L’avantage fondamental de bsqreg réside dans sa robustesse exceptionnelle face à l’hétéroscédasticité non spécifiée et aux formes arbitraires de la distribution des perturbations. La comparaison systématique des erreurs-types générées par qreg et bsqreg révèle fréquemment des écarts instructifs : en présence de poches de faible densité locale, l’erreur-type asymptotique conventionnelle tend à sous-estimer l’incertitude d’échantillonnage réelle, un biais que le bootstrap corrige efficacement en restituant des intervalles de confiance plus réalistes et mieux calibrés.

10.2 Régression sur l’intervalle interquartile avec iqreg

Dans de nombreuses applications d’économie sociale ou d’analyse des inégalités, l’interrogation scientifique ne porte pas tant sur la localisation absolue d’un quantile individuel que sur la mesure directe de la dispersion ou de l’inégalité interne de la distribution conditionnelle. La commande iqreg (interquantile range regression) a été développée précisément pour répondre à cet objectif théorique en modélisant formellement l’écart séparant deux quantiles distincts.

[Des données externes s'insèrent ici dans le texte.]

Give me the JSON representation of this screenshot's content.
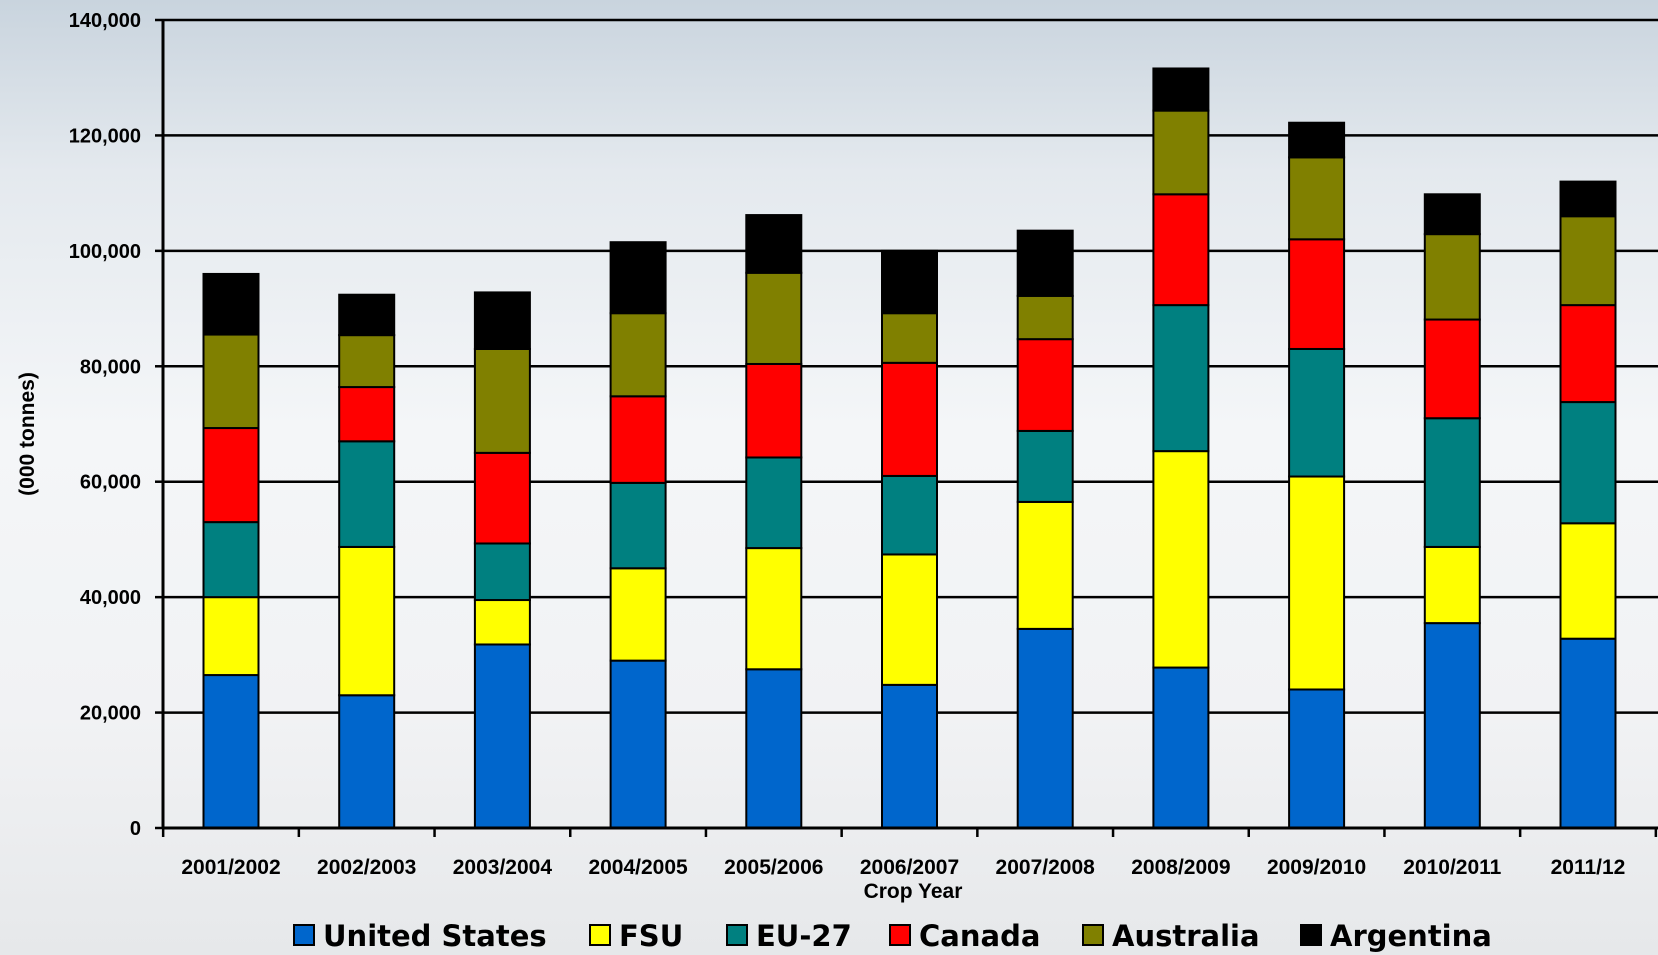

Par défaut, la commande ajuste une régression sur l’intervalle interquartile classique, correspondant à la différence algébrique entre le 75e percentile et le 25e percentile de la variable de réponse : iqreg mpg weight. L’estimation s’effectue de façon conjointe, et le tableau de résultats rapporte directement l’effet marginal du régresseur sur l’amplitude de cet écart distributionnel. Un coefficient négatif et statistiquement significatif pour la variable weight indique qu’une augmentation du poids compresse l’espace interquartile de la consommation automobile, réduisant de facto la variabilité conditionnelle du rendement énergétique chez les véhicules lourds.

La commande déploie une grande flexibilité grâce à ses options q1(#) et q2(#), autorisant la paramétrisation de n’importe quel écart inter-fractile arbitraire. Ainsi, l’instruction iqreg mpg weight, q1(0.10) q2(0.90) reps(500) fournit une mesure directe de l’impact du régresseur sur l’inégalité globale régnant entre les queues de distribution (l’écart inter-décile 90-10). Cette approche offre une interprétation substantielle immédiate pour évaluer l’impact d’une variable sur la dispersion d’une distribution sans devoir passer par le calcul manuel de contrastes post-estimation.

10.3 Extensions pour données complexes et dépendances résiduelles

La recherche contemporaine est fréquemment confrontée à des structures d’échantillonnage hiérarchisées ou longitudinales qui violent l’hypothèse fondamentale d’indépendance statistique des termes d’erreur entre observations. En présence de données groupées par grappes (clusters) — telles que des élèves regroupés au sein d’établissements scolaires ou des mesures répétées sur des patients —, les commandes standards qreg ou sqreg génèrent des erreurs-types artificiellement comprimées, conduisant à une sur-rejet massif de l’hypothèse nulle.

Pour remédier à cette contrainte, la communauté des utilisateurs économètres a développé des extensions spécialisées accessibles sur les dépôts officiels du SSC. Le module qreg2, conçu par Parente et Santos Silva (2016), constitue une avancée méthodologique majeure en offrant une estimation quantile robuste à l’hétéroscédasticité et autorisant la déclaration explicite d’effets de grappes via l’option cluster(varname). Cette commande implémente une formule analytique en sandwich adaptée à l’espace non paramétrique des quantiles conditionnels, alignant la rigueur inférentielle de la régression quantile sur les standards de correction de grappes désormais obligatoires en micro-économétrie.

Pour le traitement des données de panel pur caractérisées par une dimension longitudinale temporelle, l’analyste peut se tourner vers la commande xtqreg, implémentant la méthode d’estimation par variables instrumentales de moments quantiles formulée par Machado et Santos Silva (2019). Cette procédure résout le redoutable problème des paramètres incidents inhérent à l’introduction d’effets fixes individuels au sein de fonctions de perte non linéaires, permettant d’isoler rigoureusement les effets quantiles structurels tout en contrôlant l’hétérogénéité individuelle invariante dans le temps non observée.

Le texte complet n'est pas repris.